“Seguite i soldi” consigliava Giovanni Falcone ai colleghi statunitensi che gli chiedevano come riconoscere le infiltrazioni mafiose nella società. Proviamo anche noi a seguire i soldi per capire a chi fa comodo l’Europa, così com’è. Partiamo da una notizia battuta dall’Ansa il 26 di luglio: secondo l’agenzia di stampa, che riprende l’annuario R&S dell’area studi di Mediobanca, “Il giro d’affari dei primi 10 grandi gruppi tedeschi ha raggiunto nel 2017 gli 803 miliardi di euro, quasi la metà del Pil italiano. La loro capitalizzazione è superiore al valore dell’intera Borsa milanese.” Fra le prime dieci società d’Europa per fatturato, la metà sono tedeschi, due francesi.

Che dire? Chi prospera nell’Unione, così com’è, con le sue regole e i suoi vincoli folli, e chi piange? A ben vedere l’unica a sorridere sembrerebbe Frau Merkel, dietro alla quale, a rincorrere, troviamo il caudillio Macron. Nel sottolineare il gigantismo dei tedeschi Mediobanca spiega che mediamente un gruppo della Germania fattura 10 volte più di uno italiano e uno francese quattro volte di più. Nel 2017 il fatturato dei primi 10 big player italiani è cresciuto del 10,7% sul 2013: meno della Germania (+19,5%), Francia (+19,1%) e Regno Unito (+13,2%), e frutto di una netta dicotomia: -17% il giro d’affari dei big pubblici e +34,5% quello dei privati.

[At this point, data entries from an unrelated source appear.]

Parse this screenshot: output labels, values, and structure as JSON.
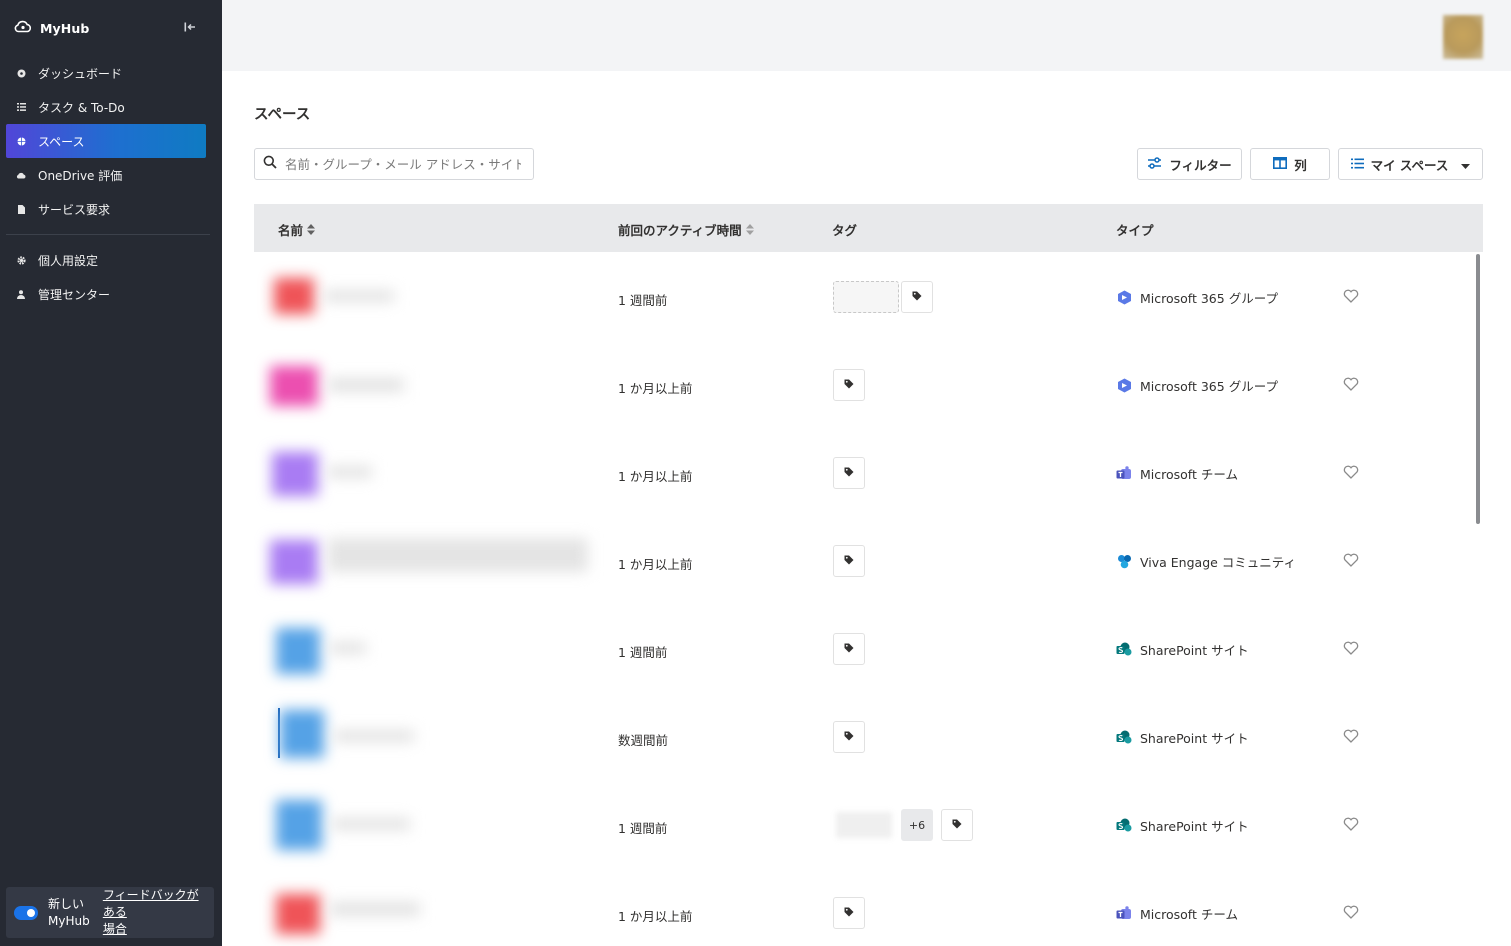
{
  "app": {
    "name": "MyHub",
    "collapse_icon": "collapse-sidebar-icon"
  },
  "sidebar": {
    "items": [
      {
        "label": "ダッシュボード",
        "icon": "dashboard-icon",
        "active": false
      },
      {
        "label": "タスク & To-Do",
        "icon": "tasks-icon",
        "active": false
      },
      {
        "label": "スペース",
        "icon": "spaces-icon",
        "active": true
      },
      {
        "label": "OneDrive 評価",
        "icon": "cloud-icon",
        "active": false
      },
      {
        "label": "サービス要求",
        "icon": "document-icon",
        "active": false
      }
    ],
    "bottom_items": [
      {
        "label": "個人用設定",
        "icon": "gear-icon"
      },
      {
        "label": "管理センター",
        "icon": "person-icon"
      }
    ],
    "footer": {
      "toggle_on": true,
      "toggle_label_line1": "新しい",
      "toggle_label_line2": "MyHub",
      "feedback_line1": "フィードバックがある",
      "feedback_line2": "場合"
    }
  },
  "main": {
    "title": "スペース",
    "search": {
      "placeholder": "名前・グループ・メール アドレス・サイト URL..."
    },
    "toolbar": {
      "filter_label": "フィルター",
      "columns_label": "列",
      "view_label": "マイ スペース"
    },
    "table": {
      "columns": {
        "name": "名前",
        "last_active": "前回のアクティブ時間",
        "tags": "タグ",
        "type": "タイプ"
      },
      "rows": [
        {
          "time": "1 週間前",
          "type": "Microsoft 365 グループ",
          "type_icon": "m365-group-icon",
          "tag_extra": null,
          "has_tag_chip": true
        },
        {
          "time": "1 か月以上前",
          "type": "Microsoft 365 グループ",
          "type_icon": "m365-group-icon",
          "tag_extra": null,
          "has_tag_chip": false
        },
        {
          "time": "1 か月以上前",
          "type": "Microsoft チーム",
          "type_icon": "teams-icon",
          "tag_extra": null,
          "has_tag_chip": false
        },
        {
          "time": "1 か月以上前",
          "type": "Viva Engage コミュニティ",
          "type_icon": "viva-engage-icon",
          "tag_extra": null,
          "has_tag_chip": false
        },
        {
          "time": "1 週間前",
          "type": "SharePoint サイト",
          "type_icon": "sharepoint-icon",
          "tag_extra": null,
          "has_tag_chip": false
        },
        {
          "time": "数週間前",
          "type": "SharePoint サイト",
          "type_icon": "sharepoint-icon",
          "tag_extra": null,
          "has_tag_chip": false
        },
        {
          "time": "1 週間前",
          "type": "SharePoint サイト",
          "type_icon": "sharepoint-icon",
          "tag_extra": "+6",
          "has_tag_chip": true
        },
        {
          "time": "1 か月以上前",
          "type": "Microsoft チーム",
          "type_icon": "teams-icon",
          "tag_extra": null,
          "has_tag_chip": false
        }
      ]
    }
  },
  "colors": {
    "sidebar_bg": "#262a33",
    "active_gradient_start": "#5146d8",
    "active_gradient_end": "#0f7bc2",
    "topbar_bg": "#f3f4f6",
    "header_bg": "#e8e9eb",
    "accent": "#1a73e8"
  }
}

Così, mentre, l’Italia cresce a rilento per “pagare i debiti”, la Germania gode, prospera e guadagna. Il terreno che perdiamo, difficilmente lo recupereremo perché gli altri Paesi d’Europa corrono a un ritmo vertiginoso e altrettanto difficilmente non sfrutteranno il vantaggio competitivo che stanno accumulando contro di noi. Un’ultima osservazione sulla Gran Bretagna, che, nonostante i soloni che prevedevano una disfatta a seguito del referendum dedicato alla Brexit, crescono e ci surclassano anche in questa classifica. Di fronte a un simile scenario, avrà davvero il coraggio l’Unione di rigettare il piano di Savona che dovrebbe attivare 50 miliardi di investimenti in Italia e consentire al Paese di uscire dalle secche in cui è finito grazie ai vincoli europei?